Les galaxies primordiales se seraient-elles formées sans l’aide de la matière noire ?

La matière noire ne parvenant pas à expliquer la présence de grosses galaxies tôt dans l’Univers, une équipe d’astronomes propose tout simplement de s’en passer ! De quoi raviver le vif débat qui secoue la communauté des cosmologistes depuis des décennies…

Plus on regarde loin dans le passé, plus les galaxies devraient être petites et peu lumineuses. En tout cas, c’est ce que prévoient les théories postulant un Univers quadrillé par de la matière noire. Mais cela semble ne pas marcher : « Les théories avec matière noire échouent à prédire ce que nous observons, assène Stacy McGaugh, de l’université Case Western Reserve et qui vient de publier avec son équipe une étude à charge. On peut toujours essayer de bricoler un modèle de matière noire pour qu’il colle aux observations, mais c’est un peu comme des épicycles ! » Aussi, l’astronome propose d’utiliser une autre théorie nommée Mond et qui permettrait de former dans l’Univers jeune de grosses galaxies plus vite qu’avec la matière noire.

Une gravitation modifiée

L’hypothèse de la matière noire trouve son origine dans le fait que les étoiles loin du centre de leur galaxie tournent trop vite et devraient être éjectées.
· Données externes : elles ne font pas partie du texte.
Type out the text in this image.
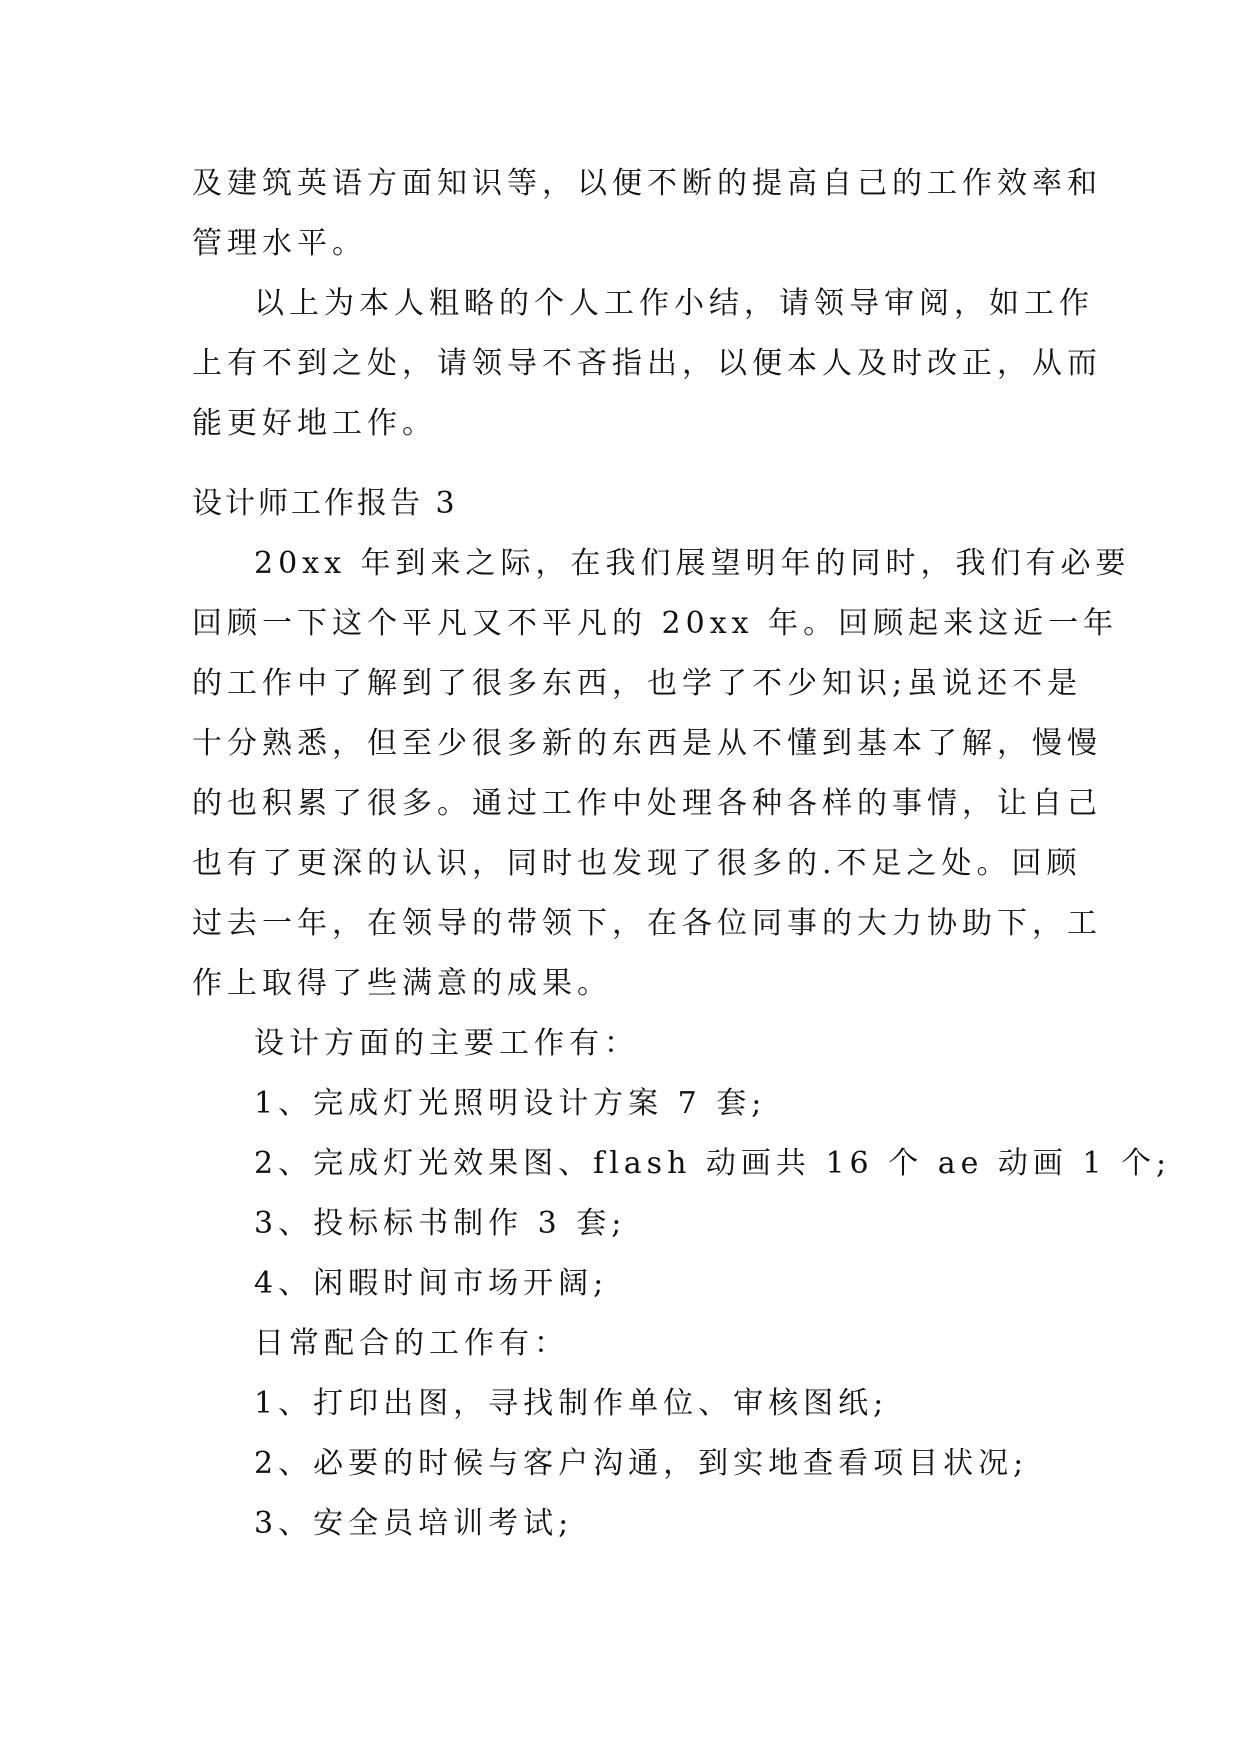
及建筑英语方面知识等，以便不断的提高自己的工作效率和
管理水平。
以上为本人粗略的个人工作小结，请领导审阅，如工作
上有不到之处，请领导不吝指出，以便本人及时改正，从而
能更好地工作。
设计师工作报告 3
20xx 年到来之际，在我们展望明年的同时，我们有必要
回顾一下这个平凡又不平凡的 20xx 年。回顾起来这近一年
的工作中了解到了很多东西，也学了不少知识;虽说还不是
十分熟悉，但至少很多新的东西是从不懂到基本了解，慢慢
的也积累了很多。通过工作中处理各种各样的事情，让自己
也有了更深的认识，同时也发现了很多的.不足之处。回顾
过去一年，在领导的带领下，在各位同事的大力协助下，工
作上取得了些满意的成果。
设计方面的主要工作有：
1、完成灯光照明设计方案 7 套;
2、完成灯光效果图、flash 动画共 16 个 ae 动画 1 个;
3、投标标书制作 3 套;
4、闲暇时间市场开阔;
日常配合的工作有：
1、打印出图，寻找制作单位、审核图纸;
2、必要的时候与客户沟通，到实地查看项目状况;
3、安全员培训考试;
La matière noire est supposée régler ce problème en englobant les galaxies dans un halo dont la gravitation en retiendrait les étoiles. 

La théorie Mond, elle, tente de s’en passer. Son principe : au lieu de diminuer avec le carré de la distance, l’attraction gravitationnelle diminue moins vite aux grandes distances. Étant ainsi plus intense que prévu dans les régions externes des galaxies, la gravitation, elle aussi, retiendrait les étoiles.

Avec Mond, la construction d’une galaxie est quasiment monolithique et ainsi rapide. Considérons une région sphérique avec de la matière ordinaire dans un Univers en expansion.

Cette région grandit, et donc le rayon de la sphère avec elle. Plus cette distance est grande, moins la gravitation faiblit selon Mond. Et lorsque ce rayon atteint une taille critique, la gravitation l’emporte sur l’expansion. La matière de la sphère s’effondrerait alors sur elle-même pour former une grosse galaxie bien plus vite qu’avec de la matière noire.

Ce processus serait en accord avec la présence de galaxies lumineuses tôt dans l’Univers. « De nombreuses indications montrent déjà que Mond présente un pouvoir prédictif supérieur à celui du modèle standard de la cosmologie. La question est de savoir si la communauté va enfin le reconnaitre grâce à cette nouvelle prédiction de Mond », se demande Stacy McGaugh.

Des galaxies trompeuses

Son enthousiasme n’est pas forcément partagé. « On a déjà vu une galaxie évaluée avec un redshift de 7 par la photométrie, et donc loin de nous, à cause de la poussière qui la rougissait, là où la spectrométrie a fini par montrer qu’elle était bien plus proche avec un redshift de 2 », donne en exemple Ben Keller.

Stacy McGaugh réagit : « Cela peut arriver, mais c’est rare. La plupart des redshifts photométriques ont été confirmés par la spectroscopie. J’ai longtemps retardé la publication de nos travaux en attendant que ce problème soit résolu et c’est le cas. »

Un autre problème est lié à la formation des étoiles. « Si ces galaxies sont plus lumineuses que prévu à ces époques primitives, cela ne veut pas dire qu’elles soient massives. La relation entre masse et luminosité reste une question ouverte », tempère Rohan Naidu, du MIT, qui en a découvert quelques-unes de ces galaxies.

Intégrer la formation stellaire

Ben Keller confirme : « La matière noire et Mond font des prédictions sur la croissance de la masse d’une galaxie avec le temps. Mais on a besoin aussi de prendre en compte la physique du milieu interstellaire et la formation des étoiles pour savoir comment la luminosité d’une galaxie se traduit en masse, ce qui n’est pas le cas dans les travaux de Stacy McGaugh. »

Ce dernier n’est pas d’accord : « J’ai tenu compte que la formation des étoiles aurait pu être plus efficace dans les jeunes galaxies qui seraient alors plus lumineuses à cause de cela plutôt que grâce à leur masse. Mais c’est faire fi du rasoir d’Ockham. Privilégions l’explication le plus simple : que ces galaxies soient lumineuses parce qu’elles sont grosses ! »

Le débat est plus que vif entre les tenants de la matière noire et ceux de Mond. « Le fait est que Mond avait prédit que des galaxies massives se formeraient à un redshift élevé, alors que le paradigme de la matière noire ne l’a pas fait. Tout le reste n’est que querelles de détails dans une note de bas de page », assène Stacy McGaugh.